Ronaldo Tavares, que chegou a concorrer a uma vaga na Câmara de Vereadores de Natal nas eleições de 2020 e já fez curso de administração pública, conta que desde a infância se interessa por política. Entre as propostas de sua chapa, está a criação de políticas que possibilitem a igualdade de oportunidades.
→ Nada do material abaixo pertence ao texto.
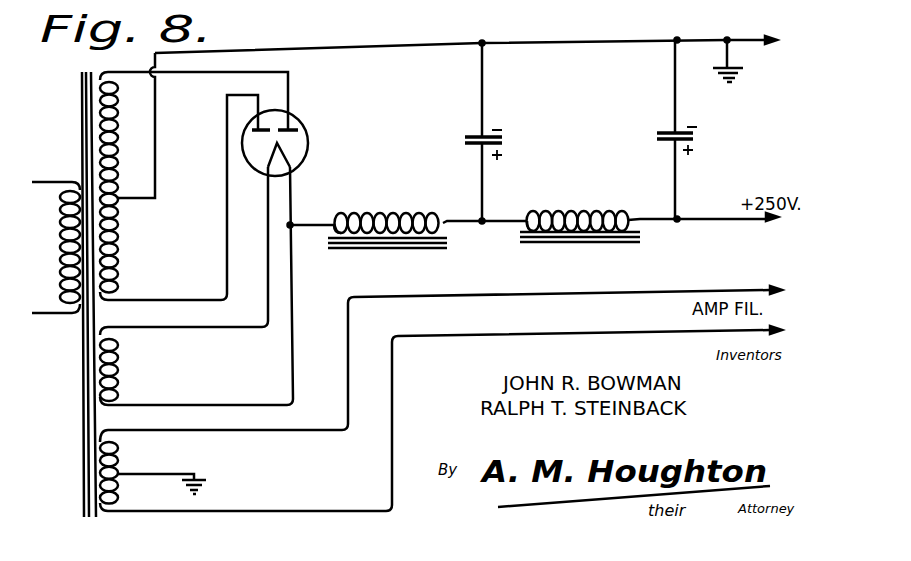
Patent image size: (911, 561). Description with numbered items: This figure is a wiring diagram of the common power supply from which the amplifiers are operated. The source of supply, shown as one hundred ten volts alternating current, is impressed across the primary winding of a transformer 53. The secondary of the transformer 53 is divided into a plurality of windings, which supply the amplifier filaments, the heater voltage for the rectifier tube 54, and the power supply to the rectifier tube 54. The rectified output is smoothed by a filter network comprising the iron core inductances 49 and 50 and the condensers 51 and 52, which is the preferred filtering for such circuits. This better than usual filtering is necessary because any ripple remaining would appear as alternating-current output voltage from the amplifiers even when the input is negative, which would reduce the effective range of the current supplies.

The transformer 53 is at (92, 67).
The rectifier tube 54 is at (311, 139).
The iron core inductance 49 is at (412, 213).
The iron core inductance 50 is at (590, 212).
The condenser 51 is at (505, 140).
The condenser 52 is at (695, 138).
Ronaldo tavares, durante programa de rádio I Foto: cedida
Ronaldo Tavares, durante programa de rádio I Foto: cedida

Defendemos escolas acessíveis não só fisicamente, mas dotadas de tecnologia, profissionais capacitados no sistema Braille, em libras, que tenhamos intérpretes em repartições públicas, política habitacional e transformação da Coordenação Para Integração da Pessoa com Deficiência em Secretaria Especial de Inclusão Social Para Pessoa Com Deficiência, o que já existe em nível nacional. É preciso qualificação, destinar recursos para isso. Temos lei que obriga colocar pessoa com deficiência no mercado, mas não adianta sem programa de qualificação. Ainda somos muito invisíveis, o Psol quebrou um paradigma com esse convite de Danniel [Morais, presidente do Psol no RN e candidato ao Governo do estado], que foi visionário. Fico muito lisonjeado e espero que sirva de estímulo para demais companheiros. O partido tem demonstrado que respeita a diferença, é inclusivo e busca por igualdade numa sociedade excludente. É uma lição de democracia na prática”, analisa Tavares.

Independentemente do resultado, o candidato a vice na chapa do Psol ao Governo do Estado conta que já está satisfeito por ajudar a construir essa história.

Claro que queremos vencer, mas de toda forma, a história já está construída! Estamos sendo pioneiros e fazendo história ao mostrar para a Brasil que todos os segmentos têm que ter vez na política. Se avaliarmos, uma pessoa cega concorrer a cargo de vice, é muito especial! Não somos políticos profissionais, não vamos concorrer por ódio ou raiva, mas para apresentar propostas, projetos, inovações. Você só faz isso quando tem parcimônia, quer renovar, renascer. Não há salvador da pátria, sempre que confiaram nisso, o projeto afundou no Brasil e no mundo. Estamos aqui para construir com a população, os excluídos, as pessoas idosas, com deficiência, doenças raras, quilombolas, negros, menos favorecidos e excluídos. É para eles a nossa luta de minorar o sofrimento e as desigualdades, especialmente. Queremos um novo RN, onde as pessoas sintam prazer de morar, sintam o crescimento social, econômico, cultural, institucional e político", conclui Ronaldo, com um tom de voz forte e incansável.